I mean, yes and no:
If you import an address that was created using a different scheme, then the wallet will honour that scheme and it will internally use it for everything. It has to, because using a different scheme would produce a different public key. So, if the wallet is able to successfully import the address, then it has to honour the scheme that it was used for the account which is being imported.
On the other hand, AFAIK wallets in this ecosystem, in their UI for creating a new account, don’t allow the user to pick the underlying signature scheme. They could, but I think (don’t quote me on this, I have not tried them all) that they don’t. Probably because the signature scheme is deemed as an implementation detail, and wallets try to make the UX simpler for users. In other words: why confuse the user if there is no need to?
For instance, this is -roughly speaking- what happens when you create a new “account” using the PJS extension:
- The extension generates a 12 word nemonic seed phrase that the user should write down, remember, keep safe, whatever…
- It then hashes that key-phrase so that it deterministically produces a private key.
- This private key could be used with different signature schemes, but doing so would produce different public addresses.
- In order to avoid overwhelming the user with unnecessary options/permutations, the wallet uses a default signature scheme. In the case of the PJS extension that is
sr25519
.
However, if you are an advanced user and you wanted to add a new account using a different scheme, then you could do that by using the option “Restore Account from backup JSON file” and in that json file you could specify your preferred scheme.
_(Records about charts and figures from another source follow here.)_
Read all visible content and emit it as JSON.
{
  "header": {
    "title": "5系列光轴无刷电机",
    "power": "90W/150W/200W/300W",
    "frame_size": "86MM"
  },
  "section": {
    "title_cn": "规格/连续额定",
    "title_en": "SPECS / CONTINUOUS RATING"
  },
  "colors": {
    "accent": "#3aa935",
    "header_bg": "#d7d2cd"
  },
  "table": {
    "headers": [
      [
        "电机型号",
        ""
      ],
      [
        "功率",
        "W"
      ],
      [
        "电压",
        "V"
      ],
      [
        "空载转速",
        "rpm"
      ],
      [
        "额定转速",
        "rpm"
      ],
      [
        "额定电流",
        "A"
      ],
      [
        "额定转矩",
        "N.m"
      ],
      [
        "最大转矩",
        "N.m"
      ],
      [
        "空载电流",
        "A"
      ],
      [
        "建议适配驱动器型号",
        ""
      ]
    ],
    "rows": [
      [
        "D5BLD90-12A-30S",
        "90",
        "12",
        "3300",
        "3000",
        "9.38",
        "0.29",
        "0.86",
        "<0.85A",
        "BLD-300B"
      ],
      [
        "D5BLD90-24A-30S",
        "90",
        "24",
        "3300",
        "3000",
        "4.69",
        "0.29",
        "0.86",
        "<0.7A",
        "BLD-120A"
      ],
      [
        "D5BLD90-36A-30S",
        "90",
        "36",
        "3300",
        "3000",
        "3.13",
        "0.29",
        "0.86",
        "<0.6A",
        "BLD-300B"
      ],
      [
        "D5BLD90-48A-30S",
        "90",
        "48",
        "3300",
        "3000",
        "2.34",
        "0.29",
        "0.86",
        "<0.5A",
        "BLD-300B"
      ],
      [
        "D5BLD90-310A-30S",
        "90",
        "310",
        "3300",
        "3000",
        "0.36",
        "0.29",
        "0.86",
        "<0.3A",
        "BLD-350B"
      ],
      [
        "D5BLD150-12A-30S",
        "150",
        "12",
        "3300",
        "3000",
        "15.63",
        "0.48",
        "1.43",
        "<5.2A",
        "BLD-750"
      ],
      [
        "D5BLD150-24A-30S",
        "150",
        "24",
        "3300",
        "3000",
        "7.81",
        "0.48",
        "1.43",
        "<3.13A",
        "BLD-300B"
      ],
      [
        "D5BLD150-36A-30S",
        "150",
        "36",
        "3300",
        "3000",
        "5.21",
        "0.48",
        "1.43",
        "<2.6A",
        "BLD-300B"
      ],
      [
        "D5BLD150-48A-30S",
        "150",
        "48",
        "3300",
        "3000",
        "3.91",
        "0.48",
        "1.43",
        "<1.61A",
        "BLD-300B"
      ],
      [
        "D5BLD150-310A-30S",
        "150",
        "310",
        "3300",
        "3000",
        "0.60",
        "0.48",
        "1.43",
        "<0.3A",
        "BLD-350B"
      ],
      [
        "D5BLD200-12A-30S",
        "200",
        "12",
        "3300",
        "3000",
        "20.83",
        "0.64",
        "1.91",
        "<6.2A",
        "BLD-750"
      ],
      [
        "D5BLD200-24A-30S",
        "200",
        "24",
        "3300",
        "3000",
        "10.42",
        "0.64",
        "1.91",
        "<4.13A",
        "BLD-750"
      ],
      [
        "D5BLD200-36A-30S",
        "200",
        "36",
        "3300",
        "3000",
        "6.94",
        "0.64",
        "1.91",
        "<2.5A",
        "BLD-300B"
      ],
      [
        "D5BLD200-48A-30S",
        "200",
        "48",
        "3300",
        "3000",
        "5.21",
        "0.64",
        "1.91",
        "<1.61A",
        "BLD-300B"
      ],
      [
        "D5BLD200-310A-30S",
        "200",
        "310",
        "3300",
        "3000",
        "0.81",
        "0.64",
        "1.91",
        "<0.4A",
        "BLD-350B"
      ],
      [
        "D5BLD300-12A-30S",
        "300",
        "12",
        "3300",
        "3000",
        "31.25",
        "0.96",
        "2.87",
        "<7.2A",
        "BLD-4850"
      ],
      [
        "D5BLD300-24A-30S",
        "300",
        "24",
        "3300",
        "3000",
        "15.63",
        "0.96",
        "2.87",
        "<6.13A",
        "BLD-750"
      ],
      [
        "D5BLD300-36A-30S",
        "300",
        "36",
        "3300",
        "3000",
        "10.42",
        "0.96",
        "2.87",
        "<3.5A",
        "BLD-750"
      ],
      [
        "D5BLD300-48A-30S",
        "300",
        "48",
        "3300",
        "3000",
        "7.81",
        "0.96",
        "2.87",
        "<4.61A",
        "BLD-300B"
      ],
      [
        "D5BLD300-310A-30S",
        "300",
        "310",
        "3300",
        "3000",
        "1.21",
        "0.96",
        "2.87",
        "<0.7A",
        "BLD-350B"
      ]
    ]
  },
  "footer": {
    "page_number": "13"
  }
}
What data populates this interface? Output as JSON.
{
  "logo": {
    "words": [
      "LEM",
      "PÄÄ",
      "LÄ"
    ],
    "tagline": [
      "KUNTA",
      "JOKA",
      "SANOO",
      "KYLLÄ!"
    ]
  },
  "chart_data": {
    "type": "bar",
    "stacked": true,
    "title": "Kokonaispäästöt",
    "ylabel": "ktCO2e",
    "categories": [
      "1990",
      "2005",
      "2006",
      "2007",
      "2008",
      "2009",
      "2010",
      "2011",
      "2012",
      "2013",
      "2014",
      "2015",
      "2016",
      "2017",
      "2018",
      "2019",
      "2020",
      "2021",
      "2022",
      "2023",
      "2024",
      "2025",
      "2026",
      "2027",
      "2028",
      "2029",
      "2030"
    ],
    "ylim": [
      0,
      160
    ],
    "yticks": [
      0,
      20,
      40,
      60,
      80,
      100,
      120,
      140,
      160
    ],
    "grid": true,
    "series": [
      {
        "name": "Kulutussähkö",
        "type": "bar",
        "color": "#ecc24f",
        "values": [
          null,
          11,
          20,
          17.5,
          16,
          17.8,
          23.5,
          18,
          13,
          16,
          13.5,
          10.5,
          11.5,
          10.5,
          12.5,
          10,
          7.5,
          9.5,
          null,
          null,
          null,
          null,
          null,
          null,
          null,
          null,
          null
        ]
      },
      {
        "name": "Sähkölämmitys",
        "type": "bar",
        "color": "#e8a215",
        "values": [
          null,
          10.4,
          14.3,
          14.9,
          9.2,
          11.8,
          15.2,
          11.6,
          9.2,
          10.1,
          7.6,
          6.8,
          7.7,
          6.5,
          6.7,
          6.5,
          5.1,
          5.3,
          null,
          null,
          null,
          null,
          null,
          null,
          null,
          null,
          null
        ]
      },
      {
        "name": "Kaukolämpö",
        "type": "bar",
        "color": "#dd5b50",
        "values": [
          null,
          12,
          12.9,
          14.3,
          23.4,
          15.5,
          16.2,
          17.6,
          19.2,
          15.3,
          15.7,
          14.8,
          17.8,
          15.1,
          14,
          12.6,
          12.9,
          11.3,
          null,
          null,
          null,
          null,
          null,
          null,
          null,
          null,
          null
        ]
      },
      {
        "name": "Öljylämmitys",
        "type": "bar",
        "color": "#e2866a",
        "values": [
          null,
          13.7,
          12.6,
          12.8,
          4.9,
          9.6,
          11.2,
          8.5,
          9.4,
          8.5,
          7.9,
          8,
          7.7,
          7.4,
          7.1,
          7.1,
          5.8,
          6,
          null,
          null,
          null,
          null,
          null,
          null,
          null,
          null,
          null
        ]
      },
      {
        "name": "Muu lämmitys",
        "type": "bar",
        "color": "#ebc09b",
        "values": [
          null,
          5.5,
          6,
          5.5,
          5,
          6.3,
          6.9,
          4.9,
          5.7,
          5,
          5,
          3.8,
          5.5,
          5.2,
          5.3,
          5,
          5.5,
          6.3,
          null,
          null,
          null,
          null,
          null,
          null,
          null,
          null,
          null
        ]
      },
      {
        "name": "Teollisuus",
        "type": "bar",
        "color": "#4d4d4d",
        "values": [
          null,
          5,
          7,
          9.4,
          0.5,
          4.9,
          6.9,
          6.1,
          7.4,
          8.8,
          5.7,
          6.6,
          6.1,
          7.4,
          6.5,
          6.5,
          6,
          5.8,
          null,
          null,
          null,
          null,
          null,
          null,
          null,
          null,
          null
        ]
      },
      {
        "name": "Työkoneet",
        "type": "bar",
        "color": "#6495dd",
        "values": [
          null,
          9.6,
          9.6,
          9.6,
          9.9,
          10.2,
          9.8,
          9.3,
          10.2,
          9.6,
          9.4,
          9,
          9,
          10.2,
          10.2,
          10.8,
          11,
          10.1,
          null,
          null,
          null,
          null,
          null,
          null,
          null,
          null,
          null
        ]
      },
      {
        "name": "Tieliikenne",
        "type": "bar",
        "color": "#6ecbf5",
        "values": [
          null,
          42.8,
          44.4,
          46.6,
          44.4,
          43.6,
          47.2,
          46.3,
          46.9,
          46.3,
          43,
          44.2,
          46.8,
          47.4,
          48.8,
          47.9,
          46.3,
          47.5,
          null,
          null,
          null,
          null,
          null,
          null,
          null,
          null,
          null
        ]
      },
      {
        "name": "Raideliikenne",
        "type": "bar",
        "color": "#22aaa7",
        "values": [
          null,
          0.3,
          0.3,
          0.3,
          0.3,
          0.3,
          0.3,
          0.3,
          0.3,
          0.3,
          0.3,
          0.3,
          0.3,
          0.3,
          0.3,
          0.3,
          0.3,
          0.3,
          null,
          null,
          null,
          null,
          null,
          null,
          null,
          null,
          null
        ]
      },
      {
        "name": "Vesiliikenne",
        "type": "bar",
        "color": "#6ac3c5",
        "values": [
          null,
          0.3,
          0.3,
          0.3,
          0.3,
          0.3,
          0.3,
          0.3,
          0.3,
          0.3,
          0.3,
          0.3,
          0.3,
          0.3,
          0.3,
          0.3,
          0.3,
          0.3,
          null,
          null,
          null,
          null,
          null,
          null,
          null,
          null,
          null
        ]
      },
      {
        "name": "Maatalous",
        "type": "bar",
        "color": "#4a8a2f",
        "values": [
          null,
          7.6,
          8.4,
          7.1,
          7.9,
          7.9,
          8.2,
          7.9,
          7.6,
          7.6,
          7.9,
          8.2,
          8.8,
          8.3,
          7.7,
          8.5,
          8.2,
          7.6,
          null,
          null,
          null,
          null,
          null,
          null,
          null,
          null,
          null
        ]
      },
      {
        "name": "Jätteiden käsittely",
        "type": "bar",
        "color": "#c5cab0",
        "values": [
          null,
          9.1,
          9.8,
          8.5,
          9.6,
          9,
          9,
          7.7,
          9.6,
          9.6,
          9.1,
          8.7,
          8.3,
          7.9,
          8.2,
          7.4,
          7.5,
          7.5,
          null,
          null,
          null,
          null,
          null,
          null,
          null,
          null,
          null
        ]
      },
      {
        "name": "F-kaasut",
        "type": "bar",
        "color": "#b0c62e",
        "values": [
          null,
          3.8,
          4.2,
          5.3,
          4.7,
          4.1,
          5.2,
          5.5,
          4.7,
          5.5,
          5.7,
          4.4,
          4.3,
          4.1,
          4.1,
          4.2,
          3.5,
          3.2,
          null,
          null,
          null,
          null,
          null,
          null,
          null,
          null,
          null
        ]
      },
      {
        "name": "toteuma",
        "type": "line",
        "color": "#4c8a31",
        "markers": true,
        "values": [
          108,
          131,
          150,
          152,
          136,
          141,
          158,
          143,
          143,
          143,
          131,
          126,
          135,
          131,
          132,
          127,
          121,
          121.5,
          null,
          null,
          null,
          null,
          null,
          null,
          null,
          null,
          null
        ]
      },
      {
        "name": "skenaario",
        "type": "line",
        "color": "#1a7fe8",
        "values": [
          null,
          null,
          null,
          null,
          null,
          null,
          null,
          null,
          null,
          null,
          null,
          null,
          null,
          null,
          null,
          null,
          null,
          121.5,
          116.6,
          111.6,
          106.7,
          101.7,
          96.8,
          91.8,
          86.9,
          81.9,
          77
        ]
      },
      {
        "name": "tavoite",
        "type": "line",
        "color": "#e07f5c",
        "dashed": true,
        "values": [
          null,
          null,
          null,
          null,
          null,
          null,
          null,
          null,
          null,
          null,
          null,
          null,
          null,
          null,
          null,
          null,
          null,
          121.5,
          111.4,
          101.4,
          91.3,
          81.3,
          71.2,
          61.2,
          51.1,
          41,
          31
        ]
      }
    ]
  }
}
I mean, I guess that I don’t see why anyone would want to do that unless they are actually importing an account from somewhere else, but I mean, you could do that.
You could also fork the PJS extension and add the option of picking a different signature scheme, I guess, but again: I have a hard time understanding your use case.
What happens with Ledger and other hardware wallets?
Ledger and other hardware wallets don’t ever “leak” the private key outside of their hardware device. That’s why they are a lot safer than hot wallets. When you use a hardware wallet through a hot-wallet (like using ledger via the PJS wallet), it’s the hardware wallet itself the one signing the transactions, and all what the browser extension does is to provide a UX so that the dApp can communicate with the hardware wallet.